The game is a table game called "Texas Hold 'Em" (how imaginative). Five marked betting areas: "Ante", "Flop", "Turn", "River", "Bonus". The table in question had stakes of $5-100 for the ante and $5-25 for the bonus. You place your bets on the ante & bonus (presumably both are required), and get dealt a pair of hole cards. If you like your cards, you put twice the ante in the "Flop" betting area (if not, you fold and lose your ante). The turn and river then come out, and apparently you can either bet the ante in each betting area after the card, or you can check your way through to a showdown against the dealer.

If you win with less than a straight, you get paid 1:1 on the Flop, Turn, and River bets. If you win with a straight or better, you get paid 1:1 on the Ante, Flop, Turn, and River bets. There is no dealer qualifier.

The bonus betting area is based on your pocket cards:

1000 to 1 for AA and AA for dealer
30 to 1 for AA
25 to 1 for AK suited
20 to 1 for AK unsuited
15 to 1 for AQ, AJ suited
10 to 1 for AQ, AJ unsuited
5 to 1 for pocket high pair JJ, QQ, KK
3 to 1 for pocket low pair

I assume, although it's unstated, that the house gets the bonus bet if you don't hit any of the bonus payouts. I also assume that a bonus bet is not required, but that could easily be a mistaken assumption.

The speculation made in the blog entry is that the "real money" is made in the bonuses, and that the game might actually be unprofitable for the house. I'm a little skeptical (paying 30:1 for a 220:1 occurrence, and the house is losing money?), but figured I'd post here in case anyone was interested in either doing the HA math, or walking me through how it should be done so I can crunch the numbers myself.

Any takers?

LetYouDown
08-16-2005, 12:24 PM
Well, just for the bonuses:

A-A vs. A-A = 1/C(52,4) = 270724 to 1
A-A = 220 to 1
A-K suited = 4/C(52,2) = 330.5 to 1
A-K offsuit = 12/C(52,2) = 109.5 to 1
A-Q & A-J suited/offsuit numbers are the same
High pair (J, Q, K) = 18/C(52,2) = ~72.666 to 1
Low pair (2,3...10) = 54/C(52,2) = ~23.555 to 1

You should only hit the bonus 9.5% of the time.

Tapin
08-16-2005, 12:32 PM
[ QUOTE ]
You place your bets on the ante & bonus (presumably both are required)

[/ QUOTE ]

[ QUOTE ]
I also assume that a bonus bet is not required, but that could easily be a mistaken assumption.

[/ QUOTE ]

I proofread g00t.

I have no idea whether it's required or not.

LetYouDown
08-16-2005, 12:38 PM
What happens when the pot is split? Does tie go to the house? This is not an insignificant factor.

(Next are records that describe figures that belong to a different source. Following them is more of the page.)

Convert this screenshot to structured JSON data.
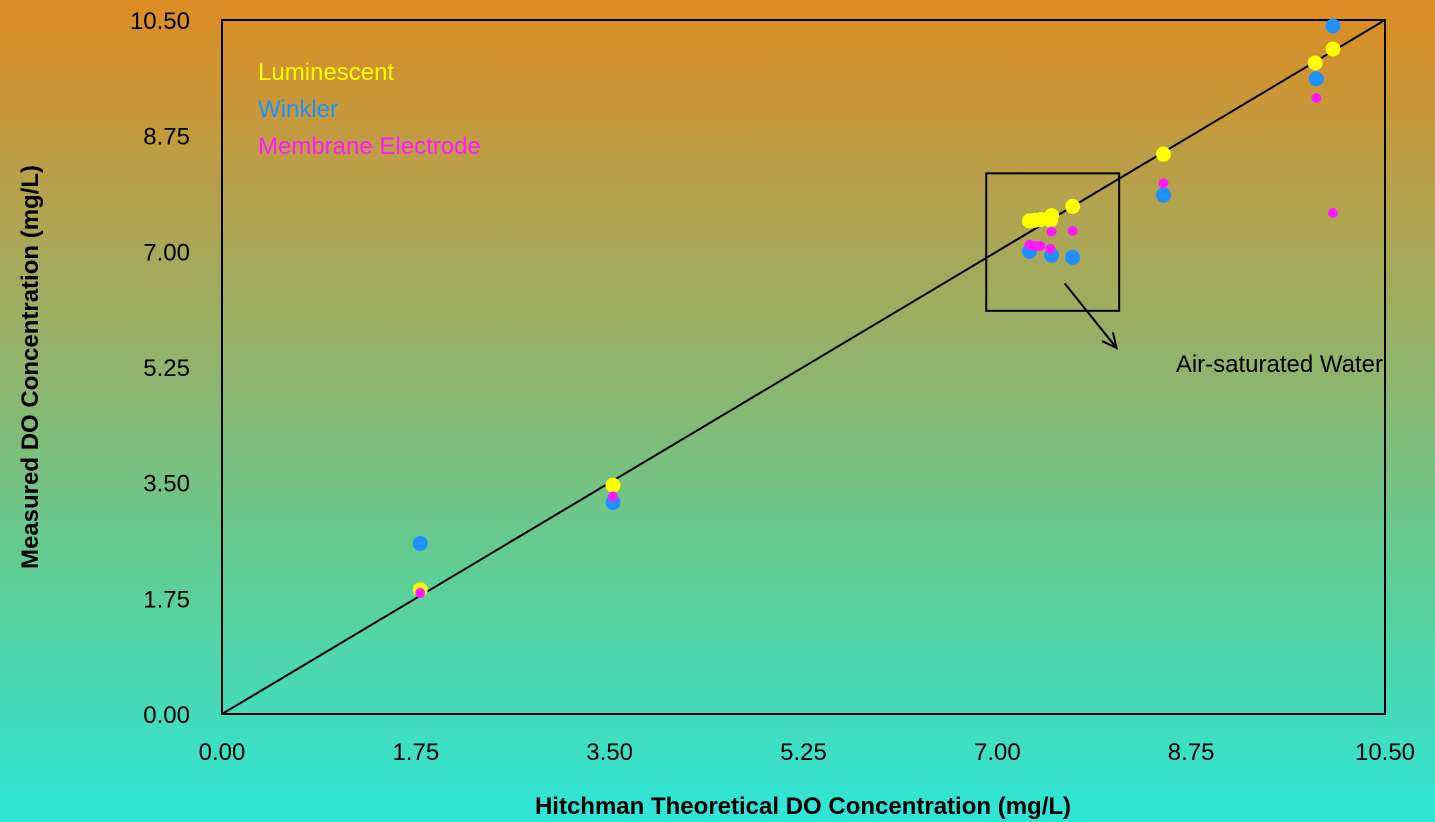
{
  "chart_data": {
    "type": "scatter",
    "xlabel": "Hitchman Theoretical DO Concentration (mg/L)",
    "ylabel": "Measured DO Concentration (mg/L)",
    "xlim": [
      0,
      10.5
    ],
    "ylim": [
      0,
      10.5
    ],
    "xticks": [
      "0.00",
      "1.75",
      "3.50",
      "5.25",
      "7.00",
      "8.75",
      "10.50"
    ],
    "yticks": [
      "0.00",
      "1.75",
      "3.50",
      "5.25",
      "7.00",
      "8.75",
      "10.50"
    ],
    "grid": false,
    "legend_position": "top-left",
    "reference_line": {
      "x": [
        0,
        10.5
      ],
      "y": [
        0,
        10.5
      ],
      "color": "#000000"
    },
    "series": [
      {
        "name": "Luminescent",
        "color": "#ffff00",
        "points": [
          {
            "x": 1.79,
            "y": 1.88
          },
          {
            "x": 3.53,
            "y": 3.46
          },
          {
            "x": 7.29,
            "y": 7.46
          },
          {
            "x": 7.34,
            "y": 7.47
          },
          {
            "x": 7.39,
            "y": 7.48
          },
          {
            "x": 7.48,
            "y": 7.47
          },
          {
            "x": 7.49,
            "y": 7.54
          },
          {
            "x": 7.68,
            "y": 7.68
          },
          {
            "x": 8.5,
            "y": 8.47
          },
          {
            "x": 9.87,
            "y": 9.85
          },
          {
            "x": 10.03,
            "y": 10.06
          }
        ]
      },
      {
        "name": "Winkler",
        "color": "#1e90ff",
        "points": [
          {
            "x": 1.79,
            "y": 2.58
          },
          {
            "x": 3.53,
            "y": 3.2
          },
          {
            "x": 7.29,
            "y": 7.0
          },
          {
            "x": 7.49,
            "y": 6.94
          },
          {
            "x": 7.68,
            "y": 6.91
          },
          {
            "x": 8.5,
            "y": 7.85
          },
          {
            "x": 9.88,
            "y": 9.61
          },
          {
            "x": 10.03,
            "y": 10.41
          }
        ]
      },
      {
        "name": "Membrane Electrode",
        "color": "#ff1aff",
        "points": [
          {
            "x": 1.79,
            "y": 1.83
          },
          {
            "x": 3.53,
            "y": 3.29
          },
          {
            "x": 7.29,
            "y": 7.1
          },
          {
            "x": 7.34,
            "y": 7.08
          },
          {
            "x": 7.39,
            "y": 7.08
          },
          {
            "x": 7.48,
            "y": 7.04
          },
          {
            "x": 7.49,
            "y": 7.3
          },
          {
            "x": 7.68,
            "y": 7.31
          },
          {
            "x": 8.5,
            "y": 8.03
          },
          {
            "x": 9.88,
            "y": 9.32
          },
          {
            "x": 10.03,
            "y": 7.58
          }
        ]
      }
    ],
    "annotations": [
      {
        "text": "Air-saturated Water",
        "box": {
          "x0": 6.9,
          "x1": 8.1,
          "y0": 6.1,
          "y1": 8.18
        }
      }
    ]
  }
}
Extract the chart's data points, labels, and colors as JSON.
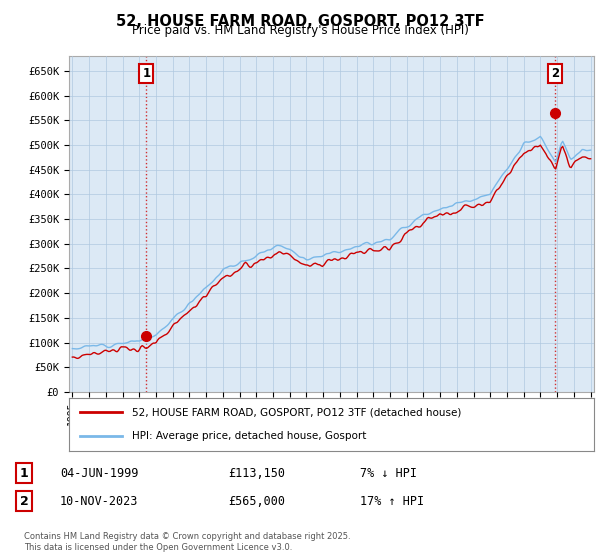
{
  "title_line1": "52, HOUSE FARM ROAD, GOSPORT, PO12 3TF",
  "title_line2": "Price paid vs. HM Land Registry's House Price Index (HPI)",
  "ylabel_ticks": [
    "£0",
    "£50K",
    "£100K",
    "£150K",
    "£200K",
    "£250K",
    "£300K",
    "£350K",
    "£400K",
    "£450K",
    "£500K",
    "£550K",
    "£600K",
    "£650K"
  ],
  "ytick_values": [
    0,
    50000,
    100000,
    150000,
    200000,
    250000,
    300000,
    350000,
    400000,
    450000,
    500000,
    550000,
    600000,
    650000
  ],
  "ylim": [
    0,
    680000
  ],
  "xlim_start": 1994.8,
  "xlim_end": 2026.2,
  "hpi_color": "#7ab8e8",
  "price_color": "#cc0000",
  "dashed_line_color": "#cc0000",
  "plot_bg_color": "#dce9f5",
  "marker1_x": 1999.43,
  "marker1_y": 113150,
  "marker2_x": 2023.86,
  "marker2_y": 565000,
  "legend_label1": "52, HOUSE FARM ROAD, GOSPORT, PO12 3TF (detached house)",
  "legend_label2": "HPI: Average price, detached house, Gosport",
  "annotation1_date": "04-JUN-1999",
  "annotation1_price": "£113,150",
  "annotation1_hpi": "7% ↓ HPI",
  "annotation2_date": "10-NOV-2023",
  "annotation2_price": "£565,000",
  "annotation2_hpi": "17% ↑ HPI",
  "footer": "Contains HM Land Registry data © Crown copyright and database right 2025.\nThis data is licensed under the Open Government Licence v3.0.",
  "background_color": "#ffffff",
  "grid_color": "#b0c8e0"
}
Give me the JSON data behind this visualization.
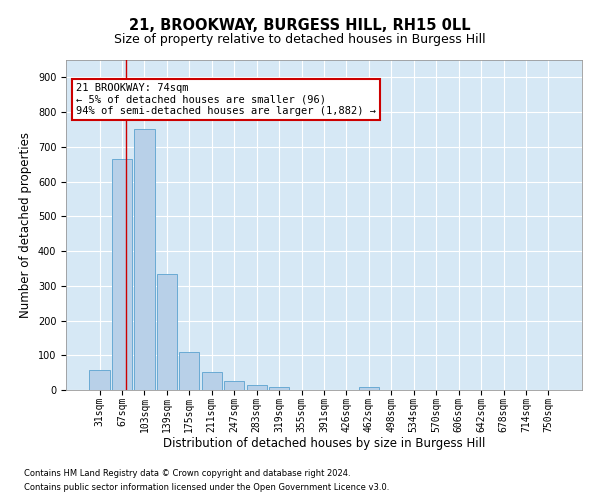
{
  "title": "21, BROOKWAY, BURGESS HILL, RH15 0LL",
  "subtitle": "Size of property relative to detached houses in Burgess Hill",
  "xlabel": "Distribution of detached houses by size in Burgess Hill",
  "ylabel": "Number of detached properties",
  "footnote1": "Contains HM Land Registry data © Crown copyright and database right 2024.",
  "footnote2": "Contains public sector information licensed under the Open Government Licence v3.0.",
  "bin_labels": [
    "31sqm",
    "67sqm",
    "103sqm",
    "139sqm",
    "175sqm",
    "211sqm",
    "247sqm",
    "283sqm",
    "319sqm",
    "355sqm",
    "391sqm",
    "426sqm",
    "462sqm",
    "498sqm",
    "534sqm",
    "570sqm",
    "606sqm",
    "642sqm",
    "678sqm",
    "714sqm",
    "750sqm"
  ],
  "bar_values": [
    58,
    665,
    750,
    335,
    108,
    52,
    25,
    15,
    10,
    0,
    0,
    0,
    10,
    0,
    0,
    0,
    0,
    0,
    0,
    0,
    0
  ],
  "bar_color": "#b8d0e8",
  "bar_edge_color": "#6aaad4",
  "red_line_x": 1.18,
  "annotation_text": "21 BROOKWAY: 74sqm\n← 5% of detached houses are smaller (96)\n94% of semi-detached houses are larger (1,882) →",
  "annotation_box_color": "#ffffff",
  "annotation_box_edge": "#cc0000",
  "ylim": [
    0,
    950
  ],
  "yticks": [
    0,
    100,
    200,
    300,
    400,
    500,
    600,
    700,
    800,
    900
  ],
  "background_color": "#ffffff",
  "plot_bg_color": "#d6e8f5",
  "grid_color": "#ffffff",
  "title_fontsize": 10.5,
  "subtitle_fontsize": 9,
  "axis_label_fontsize": 8.5,
  "tick_fontsize": 7,
  "annotation_fontsize": 7.5,
  "footnote_fontsize": 6
}
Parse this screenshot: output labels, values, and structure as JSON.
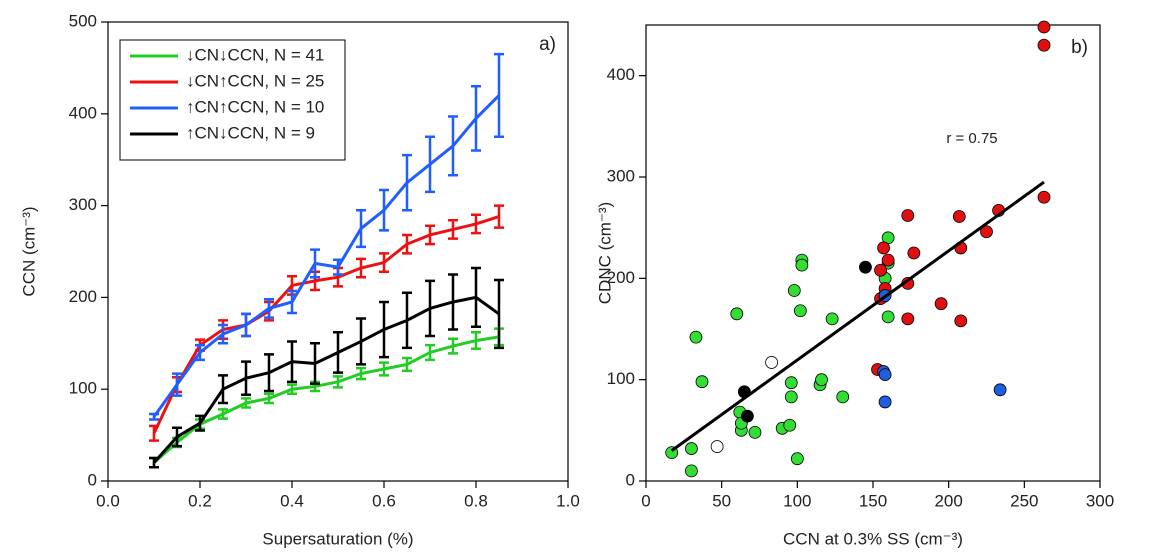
{
  "chart_data": [
    {
      "type": "line",
      "xlabel": "Supersaturation (%)",
      "ylabel": "CCN (cm⁻³)",
      "annotation": "a)",
      "xlim": [
        0,
        1
      ],
      "xticks": [
        {
          "value": 0,
          "label": "0.0"
        },
        0.2,
        0.4,
        0.6,
        0.8,
        {
          "value": 1,
          "label": "1.0"
        }
      ],
      "ylim": [
        0,
        500
      ],
      "yticks": [
        0,
        100,
        200,
        300,
        400,
        500
      ],
      "legend": "upper left",
      "x": [
        0.1,
        0.15,
        0.2,
        0.25,
        0.3,
        0.35,
        0.4,
        0.45,
        0.5,
        0.55,
        0.6,
        0.65,
        0.7,
        0.75,
        0.8,
        0.85
      ],
      "series": [
        {
          "name": "↓CN↓CCN, N = 41",
          "color": "#22cc22",
          "values": [
            20,
            42,
            62,
            73,
            85,
            90,
            100,
            103,
            108,
            117,
            122,
            127,
            140,
            147,
            153,
            157
          ],
          "errors": [
            5,
            5,
            5,
            5,
            5,
            5,
            5,
            5,
            6,
            6,
            7,
            7,
            8,
            8,
            9,
            9
          ]
        },
        {
          "name": "↓CN↑CCN, N = 25",
          "color": "#ee1111",
          "values": [
            52,
            105,
            148,
            165,
            170,
            185,
            213,
            218,
            222,
            232,
            238,
            258,
            268,
            274,
            280,
            288
          ],
          "errors": [
            8,
            8,
            6,
            10,
            12,
            10,
            10,
            10,
            10,
            10,
            10,
            10,
            10,
            10,
            10,
            12
          ]
        },
        {
          "name": "↑CN↑CCN, N = 10",
          "color": "#1f5fff",
          "values": [
            70,
            105,
            140,
            160,
            170,
            188,
            195,
            237,
            233,
            275,
            295,
            325,
            345,
            365,
            395,
            420
          ],
          "errors": [
            3,
            12,
            8,
            10,
            12,
            10,
            12,
            15,
            8,
            20,
            22,
            30,
            30,
            32,
            35,
            45
          ]
        },
        {
          "name": "↑CN↓CCN, N = 9",
          "color": "#000000",
          "values": [
            20,
            48,
            63,
            100,
            112,
            118,
            130,
            128,
            140,
            152,
            165,
            175,
            188,
            195,
            200,
            182
          ],
          "errors": [
            5,
            10,
            8,
            15,
            18,
            20,
            22,
            22,
            22,
            25,
            30,
            30,
            30,
            30,
            32,
            37
          ]
        }
      ]
    },
    {
      "type": "scatter",
      "xlabel": "CCN at 0.3% SS (cm⁻³)",
      "ylabel": "CDNC (cm⁻³)",
      "annotation": "b)",
      "r_label": "r = 0.75",
      "xlim": [
        0,
        300
      ],
      "xticks": [
        0,
        50,
        100,
        150,
        200,
        250,
        300
      ],
      "ylim": [
        0,
        450
      ],
      "yticks": [
        0,
        100,
        200,
        300,
        400
      ],
      "series": [
        {
          "color": "#33dd33",
          "x": [
            17,
            30,
            30,
            33,
            37,
            60,
            62,
            63,
            63,
            72,
            90,
            95,
            96,
            96,
            98,
            100,
            102,
            103,
            103,
            115,
            116,
            123,
            130,
            158,
            160,
            160,
            160,
            157
          ],
          "y": [
            28,
            10,
            32,
            142,
            98,
            165,
            68,
            50,
            57,
            48,
            52,
            55,
            83,
            97,
            188,
            22,
            168,
            218,
            213,
            95,
            100,
            160,
            83,
            200,
            240,
            215,
            162,
            182
          ]
        },
        {
          "color": "#e01010",
          "x": [
            153,
            155,
            155,
            157,
            158,
            160,
            173,
            173,
            173,
            177,
            195,
            207,
            208,
            208,
            225,
            233,
            263,
            263,
            263
          ],
          "y": [
            110,
            180,
            208,
            230,
            190,
            218,
            195,
            160,
            262,
            225,
            175,
            261,
            230,
            158,
            246,
            267,
            280,
            448,
            430
          ]
        },
        {
          "color": "#1f5fdd",
          "x": [
            157,
            158,
            158,
            158,
            234
          ],
          "y": [
            108,
            105,
            78,
            183,
            90
          ]
        },
        {
          "color": "#000000",
          "x": [
            65,
            67,
            145
          ],
          "y": [
            88,
            64,
            211
          ]
        },
        {
          "color": "#ffffff",
          "x": [
            47,
            83
          ],
          "y": [
            34,
            117
          ]
        }
      ],
      "trend": {
        "color": "#000000",
        "x": [
          17,
          263
        ],
        "y": [
          30,
          295
        ]
      }
    }
  ]
}
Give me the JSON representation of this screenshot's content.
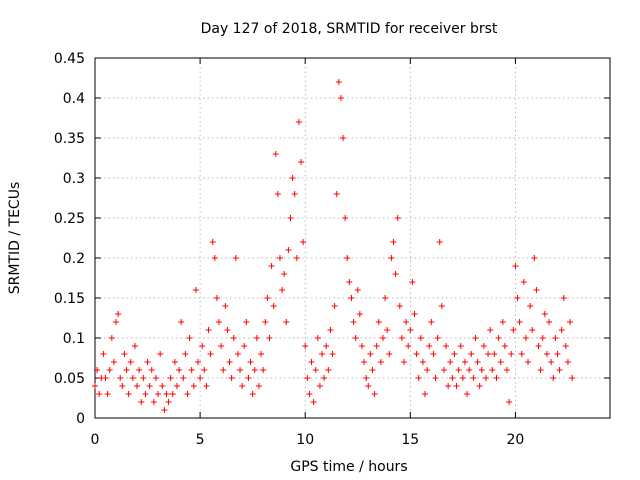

Also, The reason the payouts are disproportional to the odds of actually having the hand can be realized in this scenario:

Say I'll pay you 2-to-1 on any specific hold 'em hand. I have all 1326 listed as paying 2-to-1. The probability of having any individual hand is still 1/1326, but the EV of all of them must be considered. In that case, you're guaranteed to win 2-to-1 for hitting your 1326-to-1 shot. If no one has worked out the EV on the bonus, I'll do it when I get back from lunch.

TomCollins
08-16-2005, 01:19 PM
EV = 1000* 1/ 270275
+ ((6 * 30) + (4 * 25) + (12 * 20) + (8 * 15) + (24 * 10) + (18 * 5) + (54 * 3)) / 1326 = .00370+ .85369 = .8579 = HUGE HOUSE EDGE!!!!